30 Mart 2013 Cumartesi

Grinin Elli Tonu

Grinin Elli Tonu
Günlerdir hatta aylardır çevremdeki bir çok kişi E L James’in erotik aşk romanı olan Grinin Elli Tonu’nu tartışıyor ve konuşuyor. Hal böyle olunca kitabı okumak artık farz olmuştu.

Kitabı okuduktan sonra neden bu kadar beğenildiğini ve tartışıldığını anlamak hiç de zor olmuyor. E L James mükemmel bir iş çıkartmış. Bunu söylerken kitaptaki hikayenin mükemmelliğinden değil de daha çok bu basit hikayeyi sunum şekline gidiyor bu iltifatım.
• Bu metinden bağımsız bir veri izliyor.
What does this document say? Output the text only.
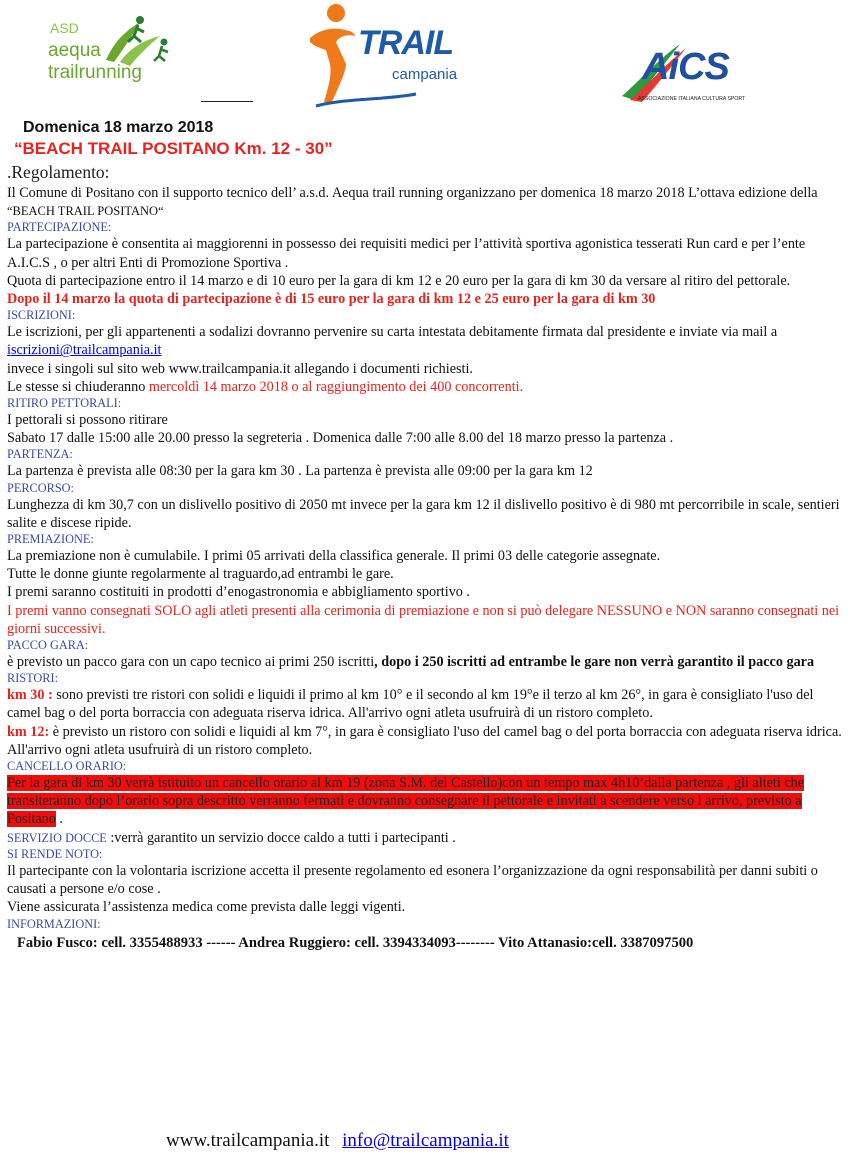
ASD
aequa
trailrunning
TRAIL
campania	AiCS
ASSOCIAZIONE ITALIANA CULTURA SPORT
Domenica 18 marzo 2018
“BEACH TRAIL POSITANO Km. 12 - 30”
.Regolamento:

Il Comune di Positano con il supporto tecnico dell’ a.s.d. Aequa trail running organizzano per domenica 18 marzo 2018 L’ottava edizione della “BEACH TRAIL POSITANO“

PARTECIPAZIONE:

La partecipazione è consentita ai maggiorenni in possesso dei requisiti medici per l’attività sportiva agonistica tesserati Run card e per l’ente A.I.C.S , o per altri Enti di Promozione Sportiva .

Quota di partecipazione entro il 14 marzo e di 10 euro per la gara di km 12 e 20 euro per la gara di km 30 da versare al ritiro del pettorale.

Dopo il 14 marzo la quota di partecipazione è di 15 euro per la gara di km 12 e 25 euro per la gara di km 30

ISCRIZIONI:

Le iscrizioni, per gli appartenenti a sodalizi dovranno pervenire su carta intestata debitamente firmata dal presidente e inviate via mail a iscrizioni@trailcampania.it

invece i singoli sul sito web www.trailcampania.it allegando i documenti richiesti.

Le stesse si chiuderanno mercoldì 14 marzo 2018 o al raggiungimento dei 400 concorrenti.

RITIRO PETTORALI:

I pettorali si possono ritirare

Sabato 17 dalle 15:00 alle 20.00 presso la segreteria . Domenica dalle 7:00 alle 8.00 del 18 marzo presso la partenza .

PARTENZA:

La partenza è prevista alle 08:30 per la gara km 30 . La partenza è prevista alle 09:00 per la gara km 12

PERCORSO:

Lunghezza di km 30,7 con un dislivello positivo di 2050 mt invece per la gara km 12 il dislivello positivo è di 980 mt percorribile in scale, sentieri salite e discese ripide.

PREMIAZIONE:

La premiazione non è cumulabile. I primi 05 arrivati della classifica generale. Il primi 03 delle categorie assegnate.

Tutte le donne giunte regolarmente al traguardo,ad entrambi le gare.

I premi saranno costituiti in prodotti d’enogastronomia e abbigliamento sportivo .

I premi vanno consegnati SOLO agli atleti presenti alla cerimonia di premiazione e non si può delegare NESSUNO e NON saranno consegnati nei giorni successivi.

PACCO GARA:

è previsto un pacco gara con un capo tecnico ai primi 250 iscritti, dopo i 250 iscritti ad entrambe le gare non verrà garantito il pacco gara

RISTORI:

km 30 : sono previsti tre ristori con solidi e liquidi il primo al km 10° e il secondo al km 19°e il terzo al km 26°, in gara è consigliato l'uso del camel bag o del porta borraccia con adeguata riserva idrica. All'arrivo ogni atleta usufruirà di un ristoro completo.

km 12: è previsto un ristoro con solidi e liquidi al km 7°, in gara è consigliato l'uso del camel bag o del porta borraccia con adeguata riserva idrica. All'arrivo ogni atleta usufruirà di un ristoro completo.

CANCELLO ORARIO:

Per la gara di km 30 verrà istituito un cancello orario al km 19 (zona S.M. del Castello)con un tempo max 4h10’dalla partenza , gli alteti che transiteranno dopo l’orario sopra descritto verranno fermati e dovranno consegnare il pettorale e invitati a scendere verso l arrivo, previsto a Positano .

SERVIZIO DOCCE :verrà garantito un servizio docce caldo a tutti i partecipanti .

SI RENDE NOTO:

Il partecipante con la volontaria iscrizione accetta il presente regolamento ed esonera l’organizzazione da ogni responsabilità per danni subiti o causati a persone e/o cose .

Viene assicurata l’assistenza medica come prevista dalle leggi vigenti.

INFORMAZIONI:

Fabio Fusco: cell. 3355488933 ------ Andrea Ruggiero: cell. 3394334093-------- Vito Attanasio:cell. 3387097500

www.trailcampania.it info@trailcampania.it
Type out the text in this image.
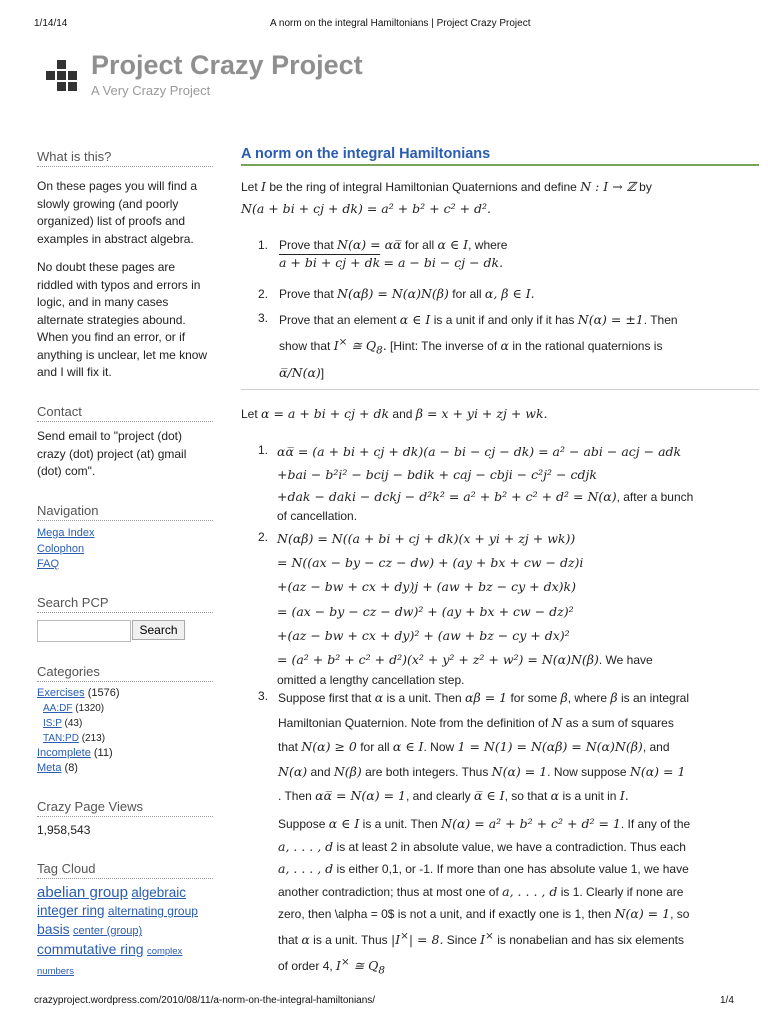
1/14/14	A norm on the integral Hamiltonians | Project Crazy Project
Project Crazy Project
A Very Crazy Project
What is this?
On these pages you will find a slowly growing (and poorly organized) list of proofs and examples in abstract algebra.
No doubt these pages are riddled with typos and errors in logic, and in many cases alternate strategies abound. When you find an error, or if anything is unclear, let me know and I will fix it.
Contact
Send email to "project (dot) crazy (dot) project (at) gmail (dot) com".
Navigation
Mega Index
Colophon
FAQ
Search PCP
Search
Categories
Exercises (1576)
AA:DF (1320)
IS:P (43)
TAN:PD (213)
Incomplete (11)
Meta (8)
Crazy Page Views
1,958,543
Tag Cloud
abelian group algebraic integer ring alternating group basis center (group) commutative ring complex numbers
A norm on the integral Hamiltonians
Let I be the ring of integral Hamiltonian Quaternions and define N : I → ℤ by
N(a + bi + cj + dk) = a² + b² + c² + d².
1. Prove that N(α) = αα̅ for all α ∈ I, where
a + bi + cj + dk = a − bi − cj − dk.
2. Prove that N(αβ) = N(α)N(β) for all α, β ∈ I.
3. Prove that an element α ∈ I is a unit if and only if it has N(α) = ±1. Then
show that I× ≅ $Q_8$. [Hint: The inverse of α in the rational quaternions is
α̅/N(α)]
Let α = a + bi + cj + dk and β = x + yi + zj + wk.
1. αα̅ = (a + bi + cj + dk)(a − bi − cj − dk) = a² − abi − acj − adk
+bai − b²i² − bcij − bdik + caj − cbji − c²j² − cdjk
+dak − daki − dckj − d²k² = a² + b² + c² + d² = N(α), after a bunch
of cancellation.
2. N(αβ) = N((a + bi + cj + dk)(x + yi + zj + wk))
= N((ax − by − cz − dw) + (ay + bx + cw − dz)i
+(az − bw + cx + dy)j + (aw + bz − cy + dx)k)
= (ax − by − cz − dw)² + (ay + bx + cw − dz)²
+(az − bw + cx + dy)² + (aw + bz − cy + dx)²
= (a² + b² + c² + d²)(x² + y² + z² + w²) = N(α)N(β). We have
omitted a lengthy cancellation step.
3. Suppose first that α is a unit. Then αβ = 1 for some β, where β is an integral
Hamiltonian Quaternion. Note from the definition of N as a sum of squares
that N(α) ≥ 0 for all α ∈ I. Now 1 = N(1) = N(αβ) = N(α)N(β), and
N(α) and N(β) are both integers. Thus N(α) = 1. Now suppose N(α) = 1
. Then αα̅ = N(α) = 1, and clearly α̅ ∈ I, so that α is a unit in I.
Suppose α ∈ I is a unit. Then N(α) = a² + b² + c² + d² = 1. If any of the
a, . . . , d is at least 2 in absolute value, we have a contradiction. Thus each
a, . . . , d is either 0,1, or -1. If more than one has absolute value 1, we have
another contradiction; thus at most one of a, . . . , d is 1. Clearly if none are
zero, then \alpha = 0$ is not a unit, and if exactly one is 1, then N(α) = 1, so
that α is a unit. Thus |I×| = 8. Since I× is nonabelian and has six elements
of order 4, I× ≅ $Q_8$
crazyproject.wordpress.com/2010/08/11/a-norm-on-the-integral-hamiltonians/	1/4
Kitabın konusu inanılmaz basit. Zengin fakat sorunlu bir adam, üniversitesi öğrencisi normal genç bir kız. Adamın çok farklı bir cinsel fantazi dünyası var ve kızı bunun parçası yapmak istiyor fakat kız boyun eğmeye pek istekli değil. Fakat cinselliği daha yeni yaşamaya başlaması nedeni ile adama karşı büyük bir arzu duyuyor ve zamanla aşık oluyor.

Kitabı güzel yapan ilk şey kitabın akıcılığı. Yazar o kadar sade ve eğlenceli bir dil ile anlatıyor ki kitabı sayfaların nasıl geçtiğini anlamıyorsunuz. Dahası ne zaman okurun sıkılacağını düşünse araya bir sevişme sahnesi koymuş ve kitabı okurken sıkılmanızı engellemiş. Zaten sevişme sahneleri olmasa 100 sayfalık bir kitap çıkıcak ortaya.
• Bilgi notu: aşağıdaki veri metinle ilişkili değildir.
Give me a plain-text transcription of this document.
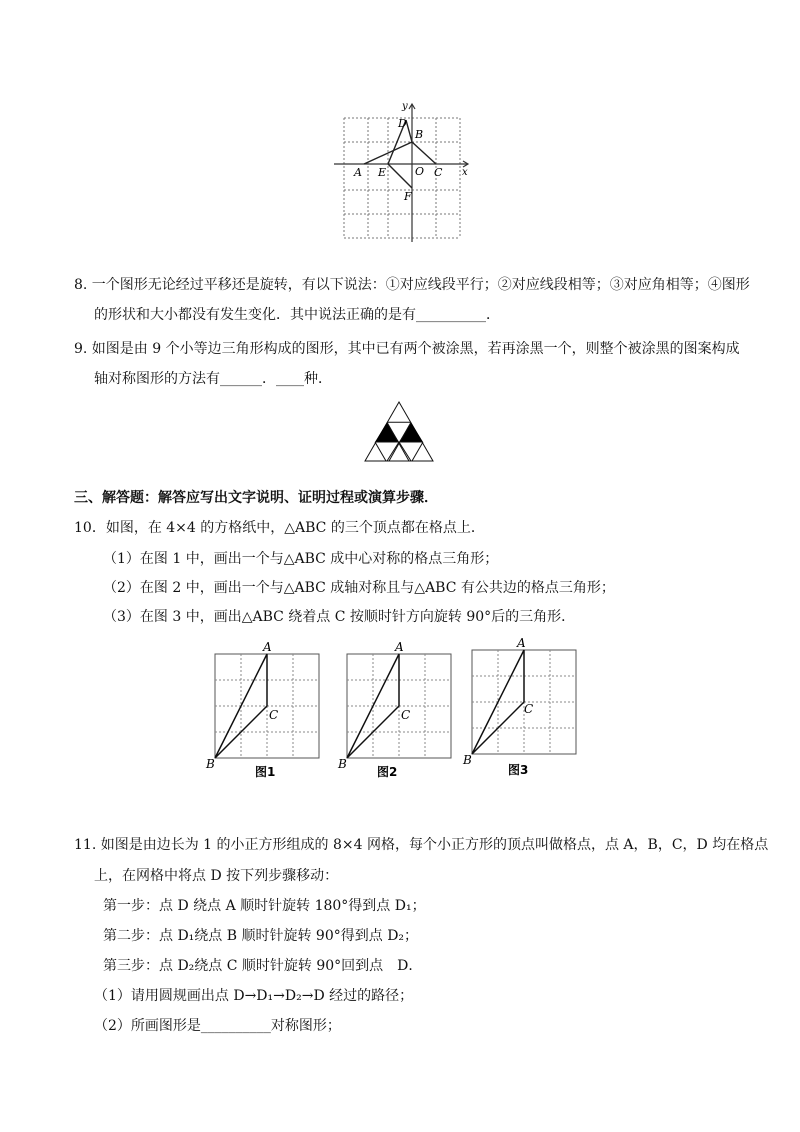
D
B
A E	O C
F
x
y
8. 一个图形无论经过平移还是旋转，有以下说法：①对应线段平行；②对应线段相等；③对应角相等；④图形
的形状和大小都没有发生变化．其中说法正确的是有__________．
9. 如图是由 9 个小等边三角形构成的图形，其中已有两个被涂黑，若再涂黑一个，则整个被涂黑的图案构成
轴对称图形的方法有______．____种．
三、解答题：解答应写出文字说明、证明过程或演算步骤．
10．如图，在 4×4 的方格纸中，△ABC 的三个顶点都在格点上．
（1）在图 1 中，画出一个与△ABC 成中心对称的格点三角形；
（2）在图 2 中，画出一个与△ABC 成轴对称且与△ABC 有公共边的格点三角形；
（3）在图 3 中，画出△ABC 绕着点 C 按顺时针方向旋转 90°后的三角形．
A
B
C
图1
A
B
C
图2
A
B
C
图3
11. 如图是由边长为 1 的小正方形组成的 8×4 网格，每个小正方形的顶点叫做格点，点 A，B，C，D 均在格点
上，在网格中将点 D 按下列步骤移动：
第一步：点 D 绕点 A 顺时针旋转 180°得到点 D₁；
第二步：点 D₁绕点 B 顺时针旋转 90°得到点 D₂；
第三步：点 D₂绕点 C 顺时针旋转 90°回到点　D．
（1）请用圆规画出点 D→D₁→D₂→D 经过的路径；
（2）所画图形是__________对称图形；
Konunun basitliğini anlatmak için iki örnek vermek yetiyor. Siz hayatınızda,  yada diğer bir söylem ile gerçek hayatta bir kızın ayağının takılıp yakışıklı erkeğin önüne düştüğünü ve başını kaldırdığında onunla göz göze gelip aşık olduğunu gördünüz mü? Çok hikayede ve filmde gördüm ama gerçek hayatta hiç görmedim ve göreni de daha tanımıyorum.
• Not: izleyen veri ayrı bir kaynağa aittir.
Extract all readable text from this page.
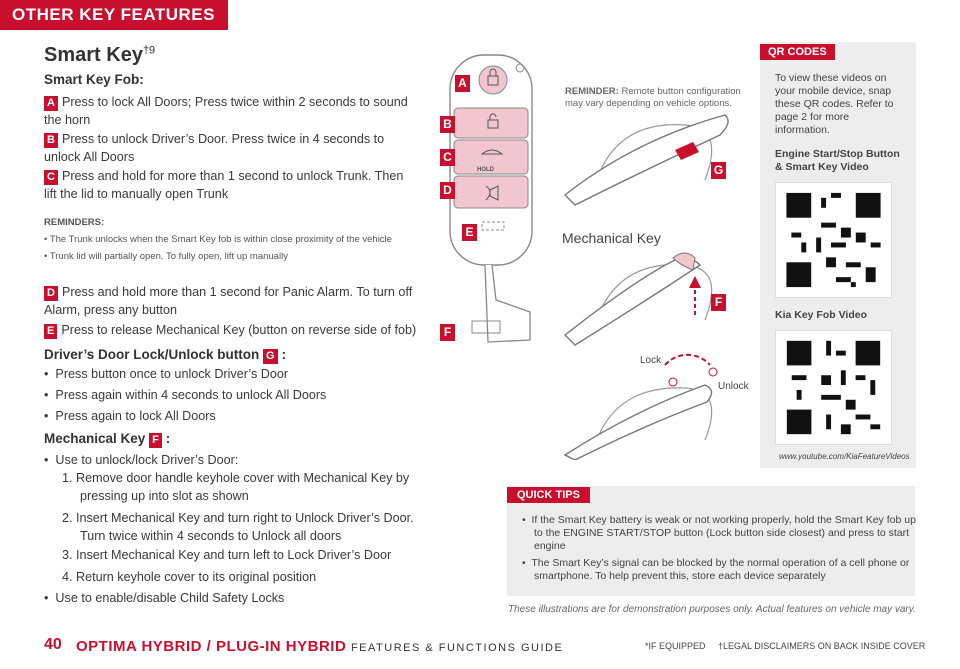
OTHER KEY FEATURES
Smart Key$^{\dagger 9}$
Smart Key Fob:
A Press to lock All Doors; Press twice within 2 seconds to sound the horn
B Press to unlock Driver’s Door. Press twice in 4 seconds to unlock All Doors
C Press and hold for more than 1 second to unlock Trunk. Then lift the lid to manually open Trunk
REMINDERS:
• The Trunk unlocks when the Smart Key fob is within close proximity of the vehicle
• Trunk lid will partially open. To fully open, lift up manually
D Press and hold more than 1 second for Panic Alarm. To turn off Alarm, press any button
E Press to release Mechanical Key (button on reverse side of fob)
Driver’s Door Lock/Unlock button G :
•  Press button once to unlock Driver’s Door
•  Press again within 4 seconds to unlock All Doors
•  Press again to lock All Doors
Mechanical Key F :
•  Use to unlock/lock Driver’s Door:
1. Remove door handle keyhole cover with Mechanical Key by pressing up into slot as shown
2. Insert Mechanical Key and turn right to Unlock Driver’s Door. Turn twice within 4 seconds to Unlock all doors
3. Insert Mechanical Key and turn left to Lock Driver’s Door
4. Return keyhole cover to its original position
•  Use to enable/disable Child Safety Locks
HOLD
A
B
C
D
E
F
REMINDER: Remote button configuration may vary depending on vehicle options.
G
Mechanical Key
F
Lock
Unlock
QR CODES
To view these videos on your mobile device, snap these QR codes. Refer to page 2 for more information.
Engine Start/Stop Button & Smart Key Video
Kia Key Fob Video
www.youtube.com/KiaFeatureVideos
QUICK TIPS
•  If the Smart Key battery is weak or not working properly, hold the Smart Key fob up to the ENGINE START/STOP button (Lock button side closest) and press to start engine
•  The Smart Key’s signal can be blocked by the normal operation of a cell phone or smartphone. To help prevent this, store each device separately
These illustrations are for demonstration purposes only. Actual features on vehicle may vary.
40 OPTIMA HYBRID / PLUG-IN HYBRID FEATURES & FUNCTIONS GUIDE	*IF EQUIPPED     †LEGAL DISCLAIMERS ON BACK INSIDE COVER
Diğer örnek ise kızı kurtarma sahnesi. Filmlerdeki ve romanlardaki tam zamanında kahramanın gelmesi alışkanlık hale geldi ama gerçek hayatta genelde iş işten geçtikten sonra olur böyle şeyler.
Son olarak çok övülen aşk hikayesi kısmına gelmek istiyorum. Adam kıza aşık ve kızda ballandıra ballandıra adama olan aşkını anlatıyor fakat bunun için kitap boyunca yaptığı tek bir fedakarlık yok. Evet, üçüncü kitapta yapıyormuş da madem o kadar seviyor bunun için üçüncü kitabın sonu mu bekleniyor? Yoksa bunun klasik bir aşk hikayesinden tek farkı cinselliğin olması mı?